Vielleicht würden all die Putin-Wähler im deutschen Osten dann auch mal raffen, dass sie da (also unter den ehemaligen Sowjet-Republiken) ziemlich alleine dastehen.
Weil es mir gerade einfällt, aus und über ein wichtiges Buch von Thomas Urban: Verstellter Blick.
Der selbstgerechte Blick Deutschlands auf sich selbst.
Als Russland die Ukraine angriff, war das politische Berlin überrascht und „enttäuscht“, während man sich in vielen osteuropäischen Hauptstädten in der eigenen Skepsis bestätigt sah: Die Bundesrepublik agierte in einer Mischung aus naiver Gesundbeterei und arroganter Missachtung all jener Warnzeichen, die es seit langem gegeben hatte.
Währenddessen wurde hierzulande ein „Offener Brief“ veröffentlicht, der hauptsächlich gegen den Westen polemisierte und von „Russlands Sicherheitsbedürfnis“ raunte – unterschrieben hatten unter anderem Antje Vollmer, Gerhard Schröder, Erhard Eppler, Otto Schily und Roman Herzog, Zustimmung kam sowohl von der Linkspartei wie von der AfD.
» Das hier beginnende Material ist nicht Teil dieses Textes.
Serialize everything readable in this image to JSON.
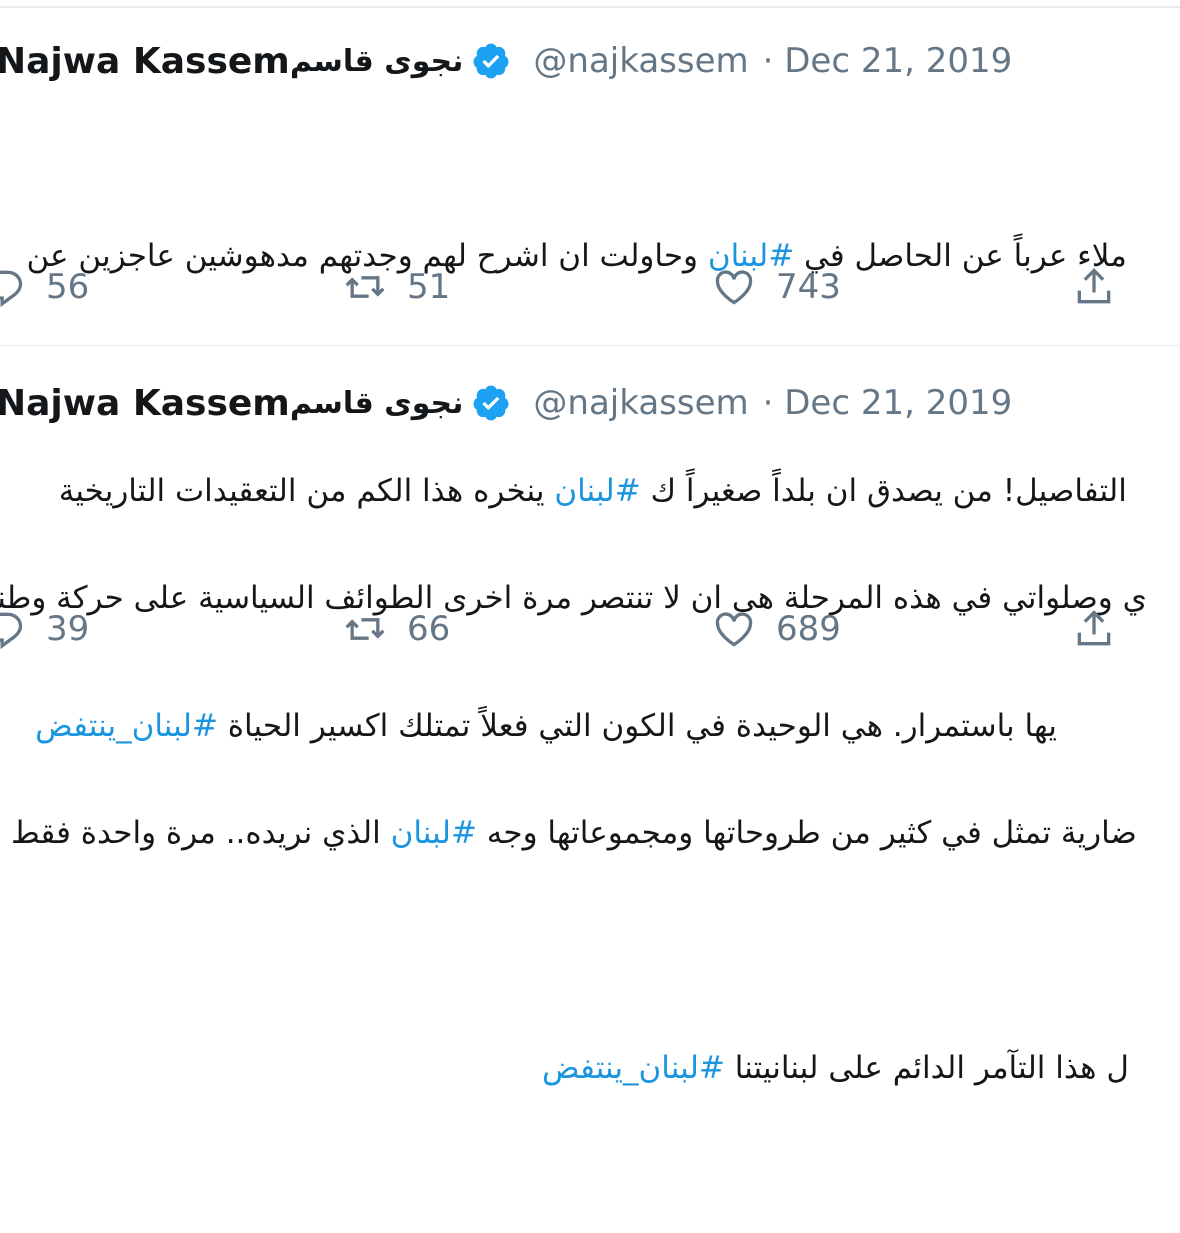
{
  "tweets": [
    {
      "author_name_en": "Najwa Kassem",
      "author_name_ar": "نجوى قاسم",
      "handle": "@najkassem",
      "date": "· Dec 21, 2019",
      "lines": [
        {
          "before": "ملاء عرباً عن الحاصل في ",
          "tag": "#لبنان",
          "after": " وحاولت ان اشرح لهم وجدتهم مدهوشين عاجزين عن"
        },
        {
          "before": "التفاصيل! من يصدق ان بلداً صغيراً ك ",
          "tag": "#لبنان",
          "after": " ينخره هذا الكم من التعقيدات التاريخية"
        },
        {
          "before": "يها باستمرار. هي الوحيدة في الكون التي فعلاً تمتلك اكسير الحياة ",
          "tag": "#لبنان_ينتفض",
          "after": ""
        }
      ],
      "replies": "56",
      "retweets": "51",
      "likes": "743"
    },
    {
      "author_name_en": "Najwa Kassem",
      "author_name_ar": "نجوى قاسم",
      "handle": "@najkassem",
      "date": "· Dec 21, 2019",
      "lines": [
        {
          "before": "ي وصلواتي في هذه المرحلة هي ان لا تنتصر مرة اخرى الطوائف السياسية على حركة وطنية",
          "tag": "",
          "after": ""
        },
        {
          "before": "ضارية تمثل في كثير من طروحاتها ومجموعاتها وجه ",
          "tag": "#لبنان",
          "after": " الذي نريده.. مرة واحدة فقط"
        },
        {
          "before": "ل هذا التآمر الدائم على لبنانيتنا ",
          "tag": "#لبنان_ينتفض",
          "after": ""
        }
      ],
      "replies": "39",
      "retweets": "66",
      "likes": "689"
    }
  ],
  "icons": {
    "reply": "reply-icon",
    "retweet": "retweet-icon",
    "like": "heart-icon",
    "share": "share-icon",
    "verified": "verified-badge-icon"
  },
  "colors": {
    "hashtag": "#1b95e0",
    "meta": "#657786",
    "verified": "#1da1f2"
  }
}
So geschehen 2014, als Wladimir Putin im Osten der Ukraine und auf der Krim europäische Grenzen gewaltsam verschoben hatte ...
Die Welt nicht nur aus heimischer Perspektive betrachten, vielleicht fiele das ja mit weniger Regionalsendern sogar einfacher
:ask:Thomas Urban faktenreiches Buch hinterfragt damit auch die ahistorische Selbstgerechtigkeit einer „Geschichtsaufarbeitung“ und „Erinnerungspolitik“, in der sich die Bundesrepublik quasi als eine Art „Weltmeister“ fühlt. Stichwort „Weizsäcker-Rede“, in welcher der damalige Bundespräsident 1985 den 8. Mai 1945 als „Tag der Befreiung“ bezeichnet hatte.
Während man sich dafür hierzulande noch immer auf die Schulter klopft, lässt Urban jene osteuropäischen Stimmen zu Wort kommen, die hier Geschichtsverfälschung am Werk sehen:
Die Verwendung des Begriffs ‚Befreiung‘ stelle die Deutschen mit den von ihnen terrorisierten Völkern gleich; es werde dadurch behauptet, die Nationalsozialisten seien eine Art Besatzungsmacht gewesen, die auch die Deutschen unterjocht habe.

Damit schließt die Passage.